Referring to the granting of the quo warranto petition that led to the ouster of Maria Lourdes Sereno as chief justice, Presidential Spokesperson Harry Roque said: “The Court ruling is an assertion of the supremacy of the fundamental law of the land.” Chief presidential legal counsel Salvador Panelo asserted, “The Supreme Court has spoken. We all must bow to the majesty of the law.”
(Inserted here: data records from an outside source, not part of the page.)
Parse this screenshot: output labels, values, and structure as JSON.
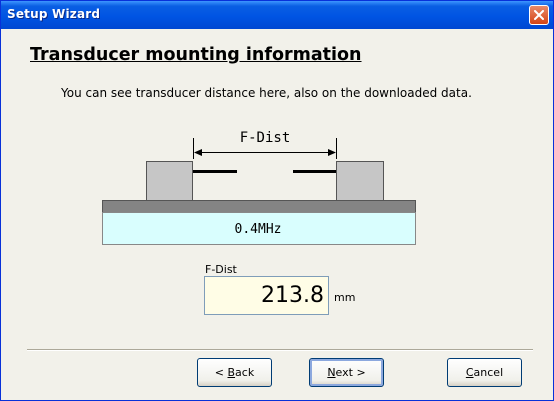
{
  "window": {
    "title": "Setup Wizard"
  },
  "page": {
    "heading": "Transducer mounting information",
    "description": "You can see transducer distance here, also on the downloaded data."
  },
  "diagram": {
    "distance_label": "F-Dist",
    "frequency_label": "0.4MHz"
  },
  "measurement": {
    "label": "F-Dist",
    "value": "213.8",
    "unit": "mm"
  },
  "buttons": {
    "back": {
      "mnemonic": "B",
      "prefix": "< ",
      "rest": "ack"
    },
    "next": {
      "mnemonic": "N",
      "prefix": "",
      "rest": "ext >"
    },
    "cancel": {
      "mnemonic": "C",
      "prefix": "",
      "rest": "ancel"
    }
  },
  "icons": {
    "close": "close-icon"
  },
  "colors": {
    "titlebar": "#0054e3",
    "pipe_fluid": "#d9fefe",
    "pipe_wall": "#848484",
    "transducer": "#c6c6c6",
    "value_box": "#fffde6"
  }
}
Do we bow to the majesty of the law or the supremacy of the president’s minions in the Supreme Court? What is the law in the first place? The Chief Justice and six associate justices of the Supreme Court interpret the law at issue differently from eight other associate justices. Over 100 law professors, including current and former deans, signed a statement reiterating that “The Constitution provides only one means to remove a sitting chief justice.” There must be over 100 law professors, including those with master’s degrees and doctorates from the best law schools in the country, who say there is more than one way to oust the Chief Justice.

There have been cases when associate justices of the Supreme Court interpreted the same law differently depending on the circumstances prevailing at the time or depending on how their decision suits their personal agenda. Remember the midnight appointment of Renato Corona as Chief Justice of the Supreme Court in 2010?

The Constitution says that two months immediately before the next presidential elections, and up to the end of his term, the President shall not make appointments, except temporary appointments to executive positions when continued vacancies thereon will prejudice public service or endanger public safety. Corona was appointed chief justice two days after the elections and before the end of president Gloria Arroyo’s term, in contravention of the cited provision of the Constitution.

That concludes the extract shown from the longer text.